Lessons from the Creative Trenches
Over the last couple of weeks, as I’ve had the opportunity to knock the dust off, dig into photoshop and do some client-facing design work, a few important lessons stood out.
Good briefs make a project infinitely easier.
Charles Kettering famously said that, “a problem well-stated is a problem half-solved,” and that’s especially true when it comes to design.
There’s nothing more frustrating than trying to start a project without the information you need to be strategic in your work.
As someone who assigns creative work, it’s easy to assume that everyone else on the project knows as much about the project as you do, but that’s rarely the case.
As the person who has to do the work, it is frustrating to spend time digging through email forwards and Basecamp threads, trying to figure out what exactly is being asked of you, when that valuable time could be better spent solving problems.
So if you assign creative work, make sure you're providing enough information so the folks doing the work can hit the ground running.
Creativity is a numbers game.
The creative spark rarely comes at the start of a project. Instead it’s a result of trial and error. Great solutions come about through an evolutionary process. You start with one idea, then iterate and branch off in new directions.
Eventually the best solution rises to the top, but if you go with your first idea you’ll never get to that point. Take pride in this process. Instead of being annoyed when you’re on version 19 of a deliverable, embrace it and work hard to make sure it’s better than version 18.
The best ideas are always at the bottom of the barrel, but you have to dig to find them.
The most important question you can ask is, “Would I pay attention to this if it wasn’t created by me?”
Brands, like people, often assume they’re more interesting than they really are. They think that just because they say something, people will listen (and more importantly pay attention).

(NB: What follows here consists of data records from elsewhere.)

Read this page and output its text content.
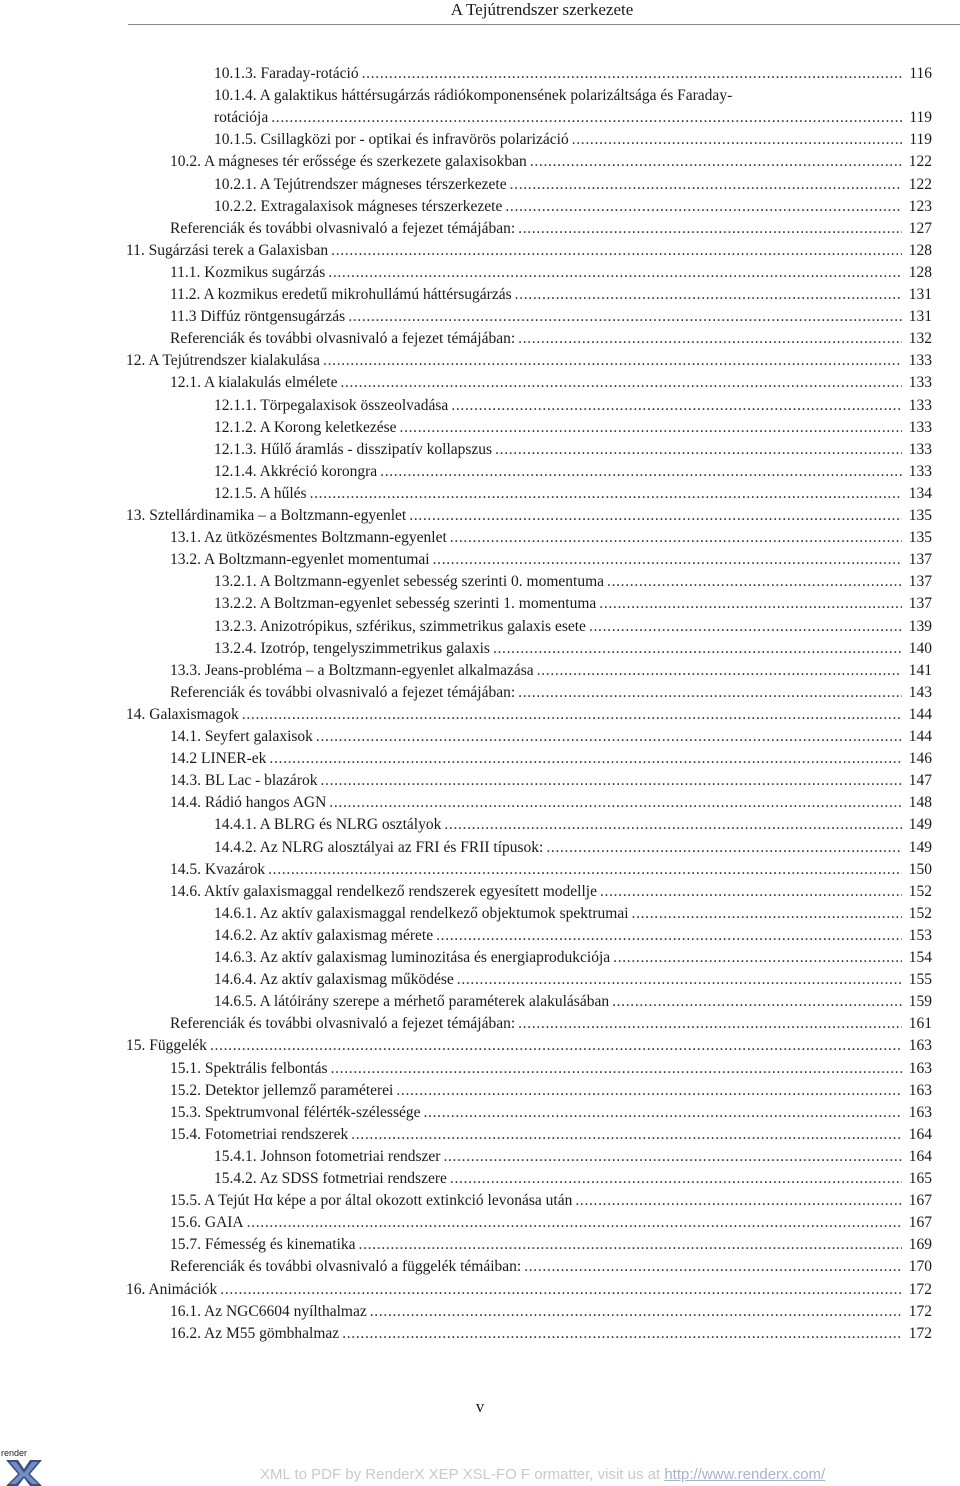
A Tejútrendszer szerkezete
10.1.3. Faraday-rotáció . . .	116
10.1.4. A galaktikus háttérsugárzás rádiókomponensének polarizáltsága és Faraday-
rotációja . . .	119
10.1.5. Csillagközi por - optikai és infravörös polarizáció . . .	119
10.2. A mágneses tér erőssége és szerkezete galaxisokban . . .	122
10.2.1. A Tejútrendszer mágneses térszerkezete . . .	122
10.2.2. Extragalaxisok mágneses térszerkezete . . .	123
Referenciák és további olvasnivaló a fejezet témájában: . . .	127
11. Sugárzási terek a Galaxisban . . .	128
11.1. Kozmikus sugárzás . . .	128
11.2. A kozmikus eredetű mikrohullámú háttérsugárzás . . .	131
11.3 Diffúz röntgensugárzás . . .	131
Referenciák és további olvasnivaló a fejezet témájában: . . .	132
12. A Tejútrendszer kialakulása . . .	133
12.1. A kialakulás elmélete . . .	133
12.1.1. Törpegalaxisok összeolvadása . . .	133
12.1.2. A Korong keletkezése . . .	133
12.1.3. Hűlő áramlás - disszipatív kollapszus . . .	133
12.1.4. Akkréció korongra . . .	133
12.1.5. A hűlés . . .	134
13. Sztellárdinamika – a Boltzmann-egyenlet . . .	135
13.1. Az ütközésmentes Boltzmann-egyenlet . . .	135
13.2. A Boltzmann-egyenlet momentumai . . .	137
13.2.1. A Boltzmann-egyenlet sebesség szerinti 0. momentuma . . .	137
13.2.2. A Boltzman-egyenlet sebesség szerinti 1. momentuma . . .	137
13.2.3. Anizotrópikus, szférikus, szimmetrikus galaxis esete . . .	139
13.2.4. Izotróp, tengelyszimmetrikus galaxis . . .	140
13.3. Jeans-probléma – a Boltzmann-egyenlet alkalmazása . . .	141
Referenciák és további olvasnivaló a fejezet témájában: . . .	143
14. Galaxismagok . . .	144
14.1. Seyfert galaxisok . . .	144
14.2 LINER-ek . . .	146
14.3. BL Lac - blazárok . . .	147
14.4. Rádió hangos AGN . . .	148
14.4.1. A BLRG és NLRG osztályok . . .	149
14.4.2. Az NLRG alosztályai az FRI és FRII típusok: . . .	149
14.5. Kvazárok . . .	150
14.6. Aktív galaxismaggal rendelkező rendszerek egyesített modellje . . .	152
14.6.1. Az aktív galaxismaggal rendelkező objektumok spektrumai . . .	152
14.6.2. Az aktív galaxismag mérete . . .	153
14.6.3. Az aktív galaxismag luminozitása és energiaprodukciója . . .	154
14.6.4. Az aktív galaxismag működése . . .	155
14.6.5. A látóirány szerepe a mérhető paraméterek alakulásában . . .	159
Referenciák és további olvasnivaló a fejezet témájában: . . .	161
15. Függelék . . .	163
15.1. Spektrális felbontás . . .	163
15.2. Detektor jellemző paraméterei . . .	163
15.3. Spektrumvonal félérték-szélessége . . .	163
15.4. Fotometriai rendszerek . . .	164
15.4.1. Johnson fotometriai rendszer . . .	164
15.4.2. Az SDSS fotmetriai rendszere . . .	165
15.5. A Tejút Hα képe a por által okozott extinkció levonása után . . .	167
15.6. GAIA . . .	167
15.7. Fémesség és kinematika . . .	169
Referenciák és további olvasnivaló a függelék témáiban: . . .	170
16. Animációk . . .	172
16.1. Az NGC6604 nyílthalmaz . . .	172
16.2. Az M55 gömbhalmaz . . .	172
v
render
XML to PDF by RenderX XEP XSL-FO F ormatter, visit us at http://www.renderx.com/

Unfortunately that’s rarely the case.
It’s important to be objective and ask yourself honestly, “Would I pay attention to this if it wasn’t created by me?”
If the answer is no, then keep pushing until you have something worthy of people’s attention.
The amount of joy I get out of the work I create is directly proportional to the amount of effort I put into it.
There are no perfect assignments. There’s always a challenge to be solved. If it was easy, it would have already been done. As a designer, it’s easy to say that the assets suck or the brand is boring, but that’s an excuse for mediocrity. Instead, embrace the constraints and challenge yourself to overcome the obstacles unique to the project. The only variable you really control is your effort.
If there’s one thing I’ve learned over the years, it’s the fact that the amount of satisfaction I get in completing the work is almost always directly proportional to the amount of effort I put into it.